Eso decía la madre del ministro.
Dicen
algunos, ahora (ahora que la mitad calla y la otra mitad espera en
silencio o sólo comenta la situación en voz baja y en casas de amigos y
confiados, ahora que todo lo feo ha ocurrido), dicen algunos que es por
eso que el ministro odiaba a las mujeres y creía que eran cosas y que
como cosas había que tratarlas, que pegaba a su mujer y que le habría
gustado pegarlas a todas.
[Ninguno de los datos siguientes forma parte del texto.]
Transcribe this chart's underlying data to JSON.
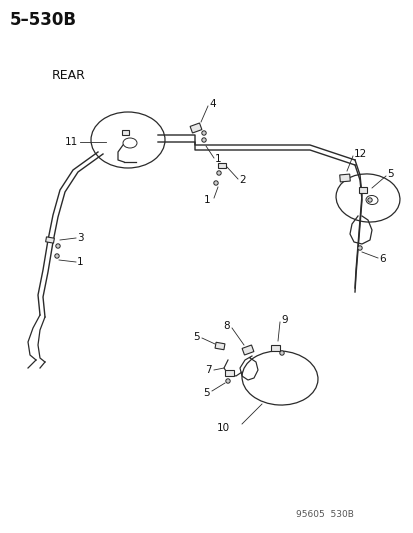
{
  "title": "5–530B",
  "rear_label": "REAR",
  "watermark": "95605  530B",
  "bg_color": "#ffffff",
  "line_color": "#2a2a2a",
  "text_color": "#111111",
  "title_fontsize": 12,
  "label_fontsize": 7.5,
  "figsize": [
    4.14,
    5.33
  ],
  "dpi": 100
}
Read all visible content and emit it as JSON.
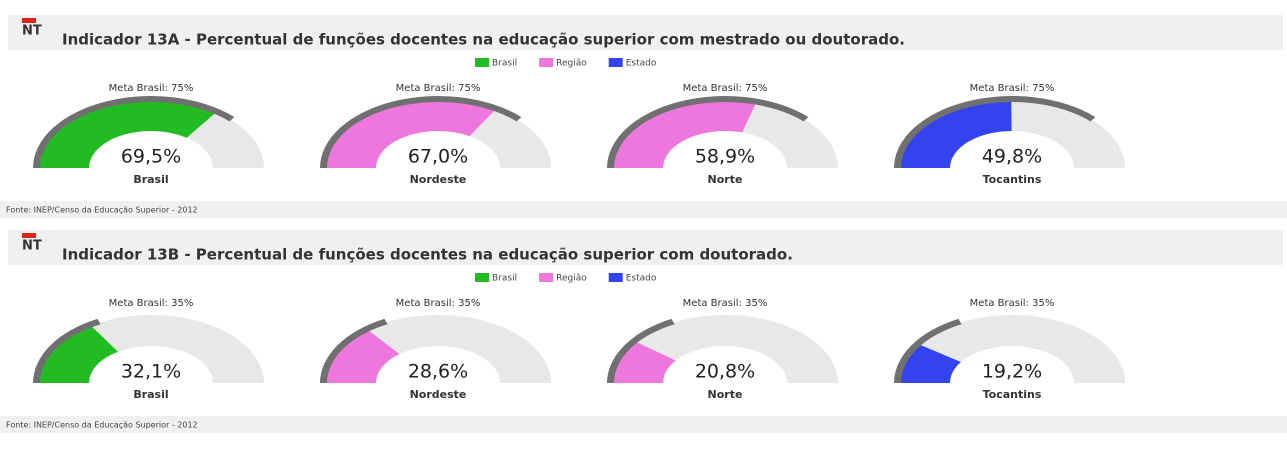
{
  "chart_data": [
    {
      "type": "gauge",
      "icon_label": "NT",
      "title": "Indicador 13A - Percentual de funções docentes na educação superior com mestrado ou doutorado.",
      "legend": [
        {
          "name": "Brasil",
          "color": "#22bb22"
        },
        {
          "name": "Região",
          "color": "#ee77dd"
        },
        {
          "name": "Estado",
          "color": "#3344ee"
        }
      ],
      "target": 75,
      "target_label": "Meta Brasil: 75%",
      "ylim": [
        0,
        100
      ],
      "categories": [
        "Brasil",
        "Nordeste",
        "Norte",
        "Tocantins"
      ],
      "values": [
        69.5,
        67.0,
        58.9,
        49.8
      ],
      "value_labels": [
        "69,5%",
        "67,0%",
        "58,9%",
        "49,8%"
      ],
      "colors": [
        "#22bb22",
        "#ee77dd",
        "#ee77dd",
        "#3344ee"
      ],
      "source": "Fonte: INEP/Censo da Educação Superior - 2012"
    },
    {
      "type": "gauge",
      "icon_label": "NT",
      "title": "Indicador 13B - Percentual de funções docentes na educação superior com doutorado.",
      "legend": [
        {
          "name": "Brasil",
          "color": "#22bb22"
        },
        {
          "name": "Região",
          "color": "#ee77dd"
        },
        {
          "name": "Estado",
          "color": "#3344ee"
        }
      ],
      "target": 35,
      "target_label": "Meta Brasil: 35%",
      "ylim": [
        0,
        100
      ],
      "categories": [
        "Brasil",
        "Nordeste",
        "Norte",
        "Tocantins"
      ],
      "values": [
        32.1,
        28.6,
        20.8,
        19.2
      ],
      "value_labels": [
        "32,1%",
        "28,6%",
        "20,8%",
        "19,2%"
      ],
      "colors": [
        "#22bb22",
        "#ee77dd",
        "#ee77dd",
        "#3344ee"
      ],
      "source": "Fonte: INEP/Censo da Educação Superior - 2012"
    }
  ]
}
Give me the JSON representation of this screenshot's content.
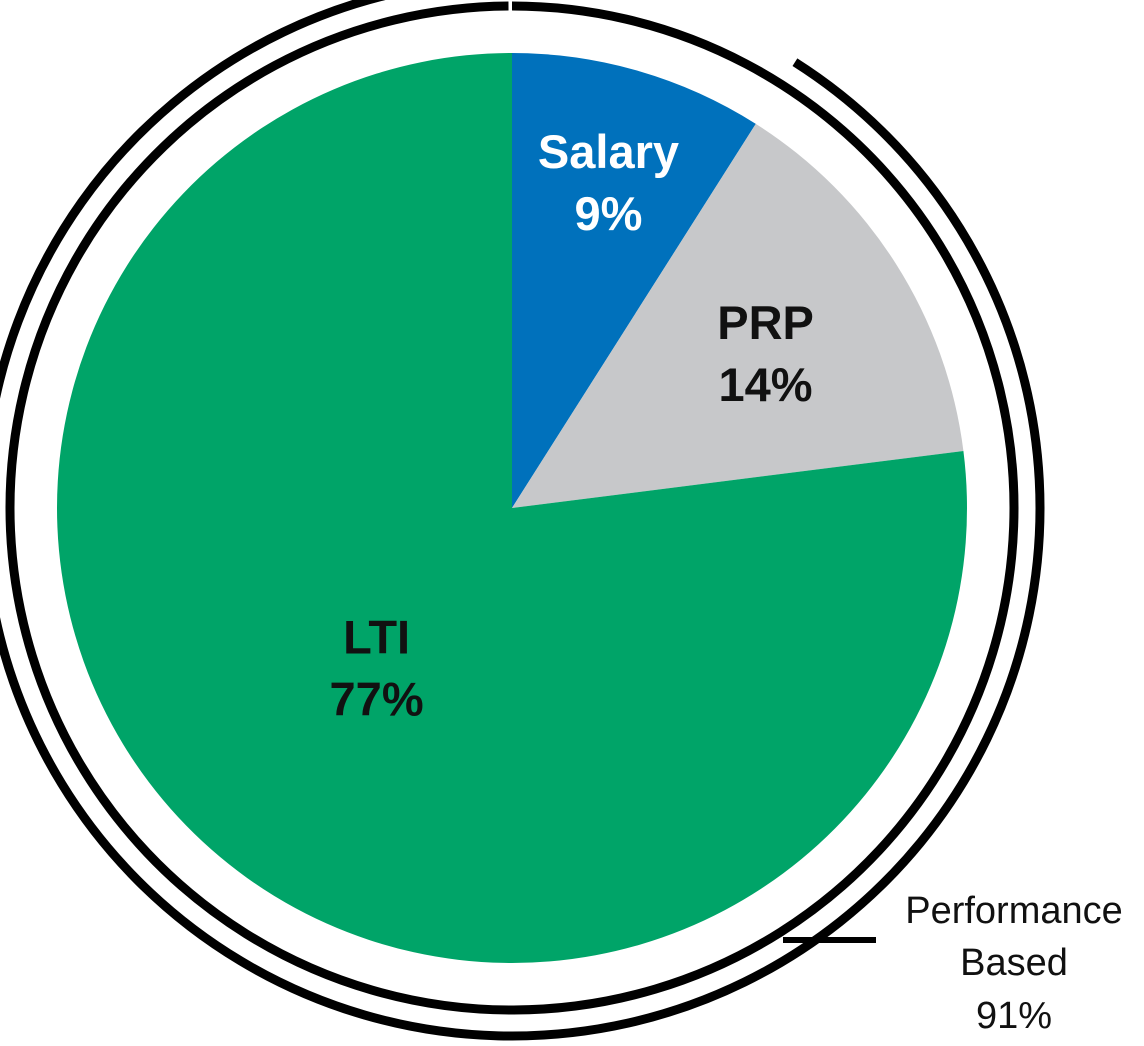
{
  "chart_data": {
    "type": "pie",
    "title": "",
    "start_angle_deg": 0,
    "direction": "clockwise",
    "slices": [
      {
        "label": "Salary",
        "value": 9,
        "value_text": "9%",
        "color": "#0071BC",
        "text_color": "#FFFFFF"
      },
      {
        "label": "PRP",
        "value": 14,
        "value_text": "14%",
        "color": "#C7C8CA",
        "text_color": "#111111"
      },
      {
        "label": "LTI",
        "value": 77,
        "value_text": "77%",
        "color": "#00A468",
        "text_color": "#111111"
      }
    ],
    "outer_rings": [
      {
        "name": "total",
        "from_slice": 0,
        "to_slice": 2
      },
      {
        "name": "performance-based",
        "from_slice": 1,
        "to_slice": 2
      }
    ],
    "group_annotation": {
      "line1": "Performance",
      "line2": "Based",
      "line3": "91%"
    }
  }
}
Ahora que las mujeres ya no pueden votar y
deben por ley obedecer a los maridos y pasar la primera noche de bodas
en una de las casas de los doce hijos del ministro —tal y como dice la
Nueva Biblia Reformada, que hace de texto sagrado amén que de
Constitución— ahora, en las noches de invierno, cuando nos reunimos en
los sótanos a la luz de las velas (hay que apagar la luz a las 10 y
media, hay que mantener las persianas siempre abiertas y cualquier tenue
halo de luz puede significar la visita intempestiva de la Brigada), cuando llega el momento de los cuentos, las madres, que son las encargadas —por ley— de ocuparse de los retoños, les cuentan a los niños que hay una palabra que no deben
pronunciar nunca, pues está prohibida. Y les cuentan que esa palabra
que han oído quién sabe dónde y que preguntan qué es, no es, como dice
papà, "algo que se puede comer pero que ya no existe", sino una palabra
mágica que hace que vengan los malos de la Brigada para llevarse a mamá y
papá, si se la oyen decir en la escuela.
Porque ésa
palabra, "trauma", es la palabra que no le gusta oír al ministro, que le
pone furioso, le transforma en algo muy feo. La psicóloga que, justo al
comienzo de "todo lo feo", había publicado un artículo diciendo que el
ministro tenía un fuerte trauma infantil, probablemente prenatal, por el
que había desarrollado varios complejos y síndromes al mismo tiempo (de
Faetón, de Zeus, de Cronos, y la variante de Edipo Violador) fue
encarcelada, torturada y justiciada al garrote vil.
Cuando las
velas se apagan, los niños se agarran a las faldas de la madre (a las
mujeres les está prohibido llevar pantalones, ahora) y se van a la cama
temblando. Antes de irnos a la cama, a los maridos nos hacen una paja,
porque así estamos tranquilos, que hijos ya hay demasiados y ahora que
incluso han prohibido la venta del film transparente (las parejas lo
utilizaban como preservativo, desde que aquellos se prohibieron) hay que
cortarse un poco.
Una vez al mes lo hacemos por detrás.
Pero no es lo mismo.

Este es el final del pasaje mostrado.